I can still vividly remember the shame I felt as a nine year old in a Maths class where we had to work out the average weight of the class and as a chubby little girl I had no desire to say how much I weighed so I feigned illness and said a false weight later. This picture of Rodin’s Eve powerfully communicates how I felt that day. Most of my memories of shame are associated with institutions rather than my family. Church has been a place of shame for me at various points over the years both feeling shamed myself and feeling vicarious shame on behalf of other people. I can still remember being told about a reference written by a leader of a now dead church and feeling shame at being misunderstood and misrepresented. I still feel shame about the ways friends with mental health problems have been treated by various expressions of the church. Those of some of the reasons I embarked on researching institutional shame in the church as part of my ordination training. This week I am analysing data from over 200 anonymous questionnaires and am feeling the privilege of people’s honesty and vulnerability but also sadness that a church which should reflect a God of love so often seems so unloving.

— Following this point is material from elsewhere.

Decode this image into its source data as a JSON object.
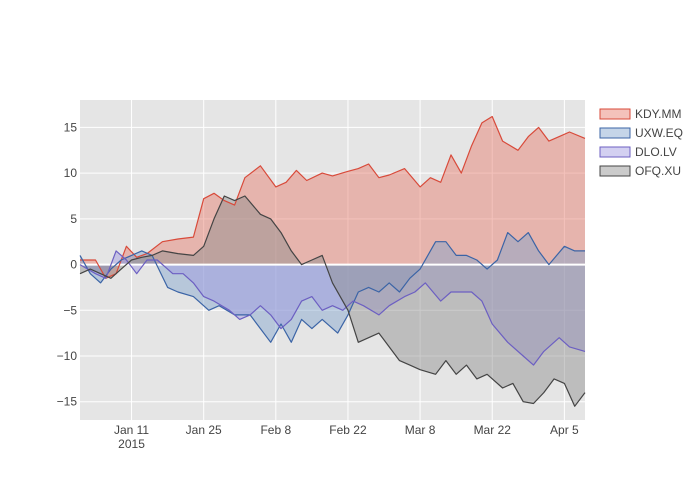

Paulo Freire talks about conscientization, raising people’s awareness. For many people shame is a shadowy concept that it is hard to really define. The shorthand version is that shame is about who you are whereas guilt is about what you have done. You have some idea when you experience it but not many people talk about it because that can be a little painful and exposing. I want to raise an awareness of what shame is in the church, how people are shamed and try to explore how we can minister in such a way that mitgates against shaming. I look back at some of the things I did much earlier in my ministry with deep regret. I was only trying to be faithful to what I felt God had called me to but my understanding of what that means now is very different. From those I may have inadvertently shamed I ask forgiveness.
Freire, P. (1996). Pedagogy of the Oppressed. London: Penguin.